Is there a domed piston that would work on this engine?

are there thinner gaskets?

This engine is designed for 87 octane, but running premium 93 pump gas in my area, 91 for some or E85 gives a lot of room for a high CR and avoiding det.
zkhennings JUN 15, 10:28 AM
Aftermarket LS1 pistons can be found in varying compression heights, and with various dishes and domes, they are the same OD as the stock pistons. An aftermarket LS1 rod or SBC rod can be found to work with this setup in varying lengths, but the crank will need to have the rod journals resized as they are slightly smaller in the LS and slightly smaller than that in the SBC. This does give you the opportunity to slightly stroke or destroke the motor if you offset how the journal is resized.
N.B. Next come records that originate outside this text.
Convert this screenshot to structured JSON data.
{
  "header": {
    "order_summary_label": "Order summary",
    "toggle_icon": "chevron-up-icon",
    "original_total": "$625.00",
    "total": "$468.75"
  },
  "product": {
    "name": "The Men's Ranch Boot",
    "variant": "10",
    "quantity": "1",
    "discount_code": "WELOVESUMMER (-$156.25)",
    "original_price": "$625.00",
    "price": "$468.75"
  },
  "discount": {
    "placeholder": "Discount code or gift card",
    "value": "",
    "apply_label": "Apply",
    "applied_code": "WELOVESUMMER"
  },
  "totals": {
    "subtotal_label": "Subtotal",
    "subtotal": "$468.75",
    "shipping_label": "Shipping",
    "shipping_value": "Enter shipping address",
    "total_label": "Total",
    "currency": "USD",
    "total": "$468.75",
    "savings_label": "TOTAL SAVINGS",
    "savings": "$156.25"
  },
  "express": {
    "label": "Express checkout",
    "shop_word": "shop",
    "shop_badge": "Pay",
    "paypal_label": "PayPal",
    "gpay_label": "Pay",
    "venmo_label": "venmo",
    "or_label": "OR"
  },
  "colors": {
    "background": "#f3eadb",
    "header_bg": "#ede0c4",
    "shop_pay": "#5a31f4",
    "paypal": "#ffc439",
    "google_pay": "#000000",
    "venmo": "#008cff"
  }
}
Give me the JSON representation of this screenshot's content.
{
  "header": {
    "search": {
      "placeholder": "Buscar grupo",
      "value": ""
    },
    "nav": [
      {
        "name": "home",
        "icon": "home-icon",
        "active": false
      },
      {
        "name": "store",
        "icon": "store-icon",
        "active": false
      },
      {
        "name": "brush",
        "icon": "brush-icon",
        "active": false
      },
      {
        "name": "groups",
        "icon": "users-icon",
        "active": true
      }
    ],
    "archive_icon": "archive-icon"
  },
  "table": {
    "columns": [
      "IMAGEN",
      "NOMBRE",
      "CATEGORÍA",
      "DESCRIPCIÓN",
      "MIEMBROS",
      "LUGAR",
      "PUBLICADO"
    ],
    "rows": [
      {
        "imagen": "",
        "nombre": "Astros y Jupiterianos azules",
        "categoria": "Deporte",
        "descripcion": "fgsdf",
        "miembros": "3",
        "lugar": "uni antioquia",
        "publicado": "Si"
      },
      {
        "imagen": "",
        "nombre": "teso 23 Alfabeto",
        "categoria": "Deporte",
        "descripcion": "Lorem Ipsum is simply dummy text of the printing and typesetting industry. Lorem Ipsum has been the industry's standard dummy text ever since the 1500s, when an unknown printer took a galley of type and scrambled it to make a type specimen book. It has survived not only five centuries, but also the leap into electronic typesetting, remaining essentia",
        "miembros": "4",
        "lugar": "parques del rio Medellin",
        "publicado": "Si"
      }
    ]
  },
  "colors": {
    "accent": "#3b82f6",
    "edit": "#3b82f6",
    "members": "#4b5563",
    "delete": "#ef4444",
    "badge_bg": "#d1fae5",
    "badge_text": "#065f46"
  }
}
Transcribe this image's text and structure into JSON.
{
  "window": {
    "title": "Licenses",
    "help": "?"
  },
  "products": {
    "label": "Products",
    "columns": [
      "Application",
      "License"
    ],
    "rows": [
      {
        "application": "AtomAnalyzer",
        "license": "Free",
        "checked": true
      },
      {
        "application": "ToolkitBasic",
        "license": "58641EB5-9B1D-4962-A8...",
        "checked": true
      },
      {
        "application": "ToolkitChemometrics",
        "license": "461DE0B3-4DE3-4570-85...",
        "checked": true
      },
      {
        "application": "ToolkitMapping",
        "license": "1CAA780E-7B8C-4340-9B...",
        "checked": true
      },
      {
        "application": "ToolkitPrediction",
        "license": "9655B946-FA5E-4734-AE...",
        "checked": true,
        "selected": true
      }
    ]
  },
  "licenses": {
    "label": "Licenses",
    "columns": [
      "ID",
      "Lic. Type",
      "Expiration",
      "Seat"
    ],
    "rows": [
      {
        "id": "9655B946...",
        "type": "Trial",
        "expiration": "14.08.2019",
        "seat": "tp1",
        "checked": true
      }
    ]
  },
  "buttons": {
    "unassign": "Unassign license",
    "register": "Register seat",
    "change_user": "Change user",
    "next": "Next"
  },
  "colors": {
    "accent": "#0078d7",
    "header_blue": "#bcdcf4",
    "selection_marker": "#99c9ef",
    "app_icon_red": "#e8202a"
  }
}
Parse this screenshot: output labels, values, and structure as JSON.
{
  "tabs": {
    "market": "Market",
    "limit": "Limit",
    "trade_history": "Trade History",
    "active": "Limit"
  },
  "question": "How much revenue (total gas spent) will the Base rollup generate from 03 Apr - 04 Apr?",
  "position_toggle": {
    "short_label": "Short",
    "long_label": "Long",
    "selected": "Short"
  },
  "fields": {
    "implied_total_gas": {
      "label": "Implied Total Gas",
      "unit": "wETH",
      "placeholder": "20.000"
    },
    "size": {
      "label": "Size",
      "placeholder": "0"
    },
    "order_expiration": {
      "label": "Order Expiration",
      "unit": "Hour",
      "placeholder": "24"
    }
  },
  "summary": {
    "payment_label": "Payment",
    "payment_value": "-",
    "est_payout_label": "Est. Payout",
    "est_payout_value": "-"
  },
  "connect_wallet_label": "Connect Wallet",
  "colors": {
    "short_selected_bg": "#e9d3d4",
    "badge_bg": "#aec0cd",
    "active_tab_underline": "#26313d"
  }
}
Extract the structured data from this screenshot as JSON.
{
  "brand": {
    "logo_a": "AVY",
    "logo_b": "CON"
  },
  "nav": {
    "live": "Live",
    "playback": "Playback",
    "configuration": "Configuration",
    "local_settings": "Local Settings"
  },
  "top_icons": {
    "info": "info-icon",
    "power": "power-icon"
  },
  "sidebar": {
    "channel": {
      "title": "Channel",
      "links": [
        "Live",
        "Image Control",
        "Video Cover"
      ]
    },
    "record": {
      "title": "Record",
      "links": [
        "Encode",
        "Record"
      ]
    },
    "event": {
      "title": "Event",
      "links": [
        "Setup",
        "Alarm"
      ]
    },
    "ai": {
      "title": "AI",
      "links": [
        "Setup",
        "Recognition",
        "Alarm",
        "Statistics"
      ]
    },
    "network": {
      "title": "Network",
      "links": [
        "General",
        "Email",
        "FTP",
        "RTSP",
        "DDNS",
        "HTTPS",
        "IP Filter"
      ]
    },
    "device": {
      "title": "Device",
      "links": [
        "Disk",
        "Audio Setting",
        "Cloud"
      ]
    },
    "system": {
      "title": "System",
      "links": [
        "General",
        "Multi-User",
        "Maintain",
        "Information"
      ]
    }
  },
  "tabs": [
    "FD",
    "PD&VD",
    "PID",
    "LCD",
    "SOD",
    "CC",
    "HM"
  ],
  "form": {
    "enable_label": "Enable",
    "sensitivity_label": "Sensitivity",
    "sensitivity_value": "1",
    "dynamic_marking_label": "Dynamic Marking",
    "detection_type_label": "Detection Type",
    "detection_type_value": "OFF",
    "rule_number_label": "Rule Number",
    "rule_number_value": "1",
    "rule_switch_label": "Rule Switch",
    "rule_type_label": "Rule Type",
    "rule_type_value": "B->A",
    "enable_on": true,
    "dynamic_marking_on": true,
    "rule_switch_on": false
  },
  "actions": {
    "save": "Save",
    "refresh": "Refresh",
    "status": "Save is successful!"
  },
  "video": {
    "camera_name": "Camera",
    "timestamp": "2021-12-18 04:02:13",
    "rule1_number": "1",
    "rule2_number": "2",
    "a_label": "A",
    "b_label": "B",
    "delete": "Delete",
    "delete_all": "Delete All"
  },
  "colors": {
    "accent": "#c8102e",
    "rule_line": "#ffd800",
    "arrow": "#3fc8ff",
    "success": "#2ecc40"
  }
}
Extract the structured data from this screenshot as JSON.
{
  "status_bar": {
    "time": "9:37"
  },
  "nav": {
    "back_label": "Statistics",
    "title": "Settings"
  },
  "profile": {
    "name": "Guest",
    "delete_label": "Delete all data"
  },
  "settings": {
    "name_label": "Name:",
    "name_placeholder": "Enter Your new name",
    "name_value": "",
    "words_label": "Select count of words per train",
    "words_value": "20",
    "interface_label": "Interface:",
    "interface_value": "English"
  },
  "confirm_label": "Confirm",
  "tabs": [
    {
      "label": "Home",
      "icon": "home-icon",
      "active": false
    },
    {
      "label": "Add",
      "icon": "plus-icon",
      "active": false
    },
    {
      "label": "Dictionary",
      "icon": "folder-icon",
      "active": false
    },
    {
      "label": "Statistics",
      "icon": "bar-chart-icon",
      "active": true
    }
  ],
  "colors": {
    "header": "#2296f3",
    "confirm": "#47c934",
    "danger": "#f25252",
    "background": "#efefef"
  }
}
It will take some research to find the correct combination that you are looking for. Seems as though the aftermarket rods and pistons will use a 0.927" floating wrist pin setup which is slightly smaller than stock. You would most likely need to cut valve reliefs in the pistons, take that into account when calculating dish/dome. I have an SBC rod and LS1 rod I bought for checking this all out, I will measure the width of the big end of the rods when I get to the garage later to confirm that they need no modification in width to work with the LZ9 crank.

Here is a stock LS1 piston in the LZ9 for fitment, no dome nor dish.

[This message has been edited by zkhennings (edited 06-15-2021).]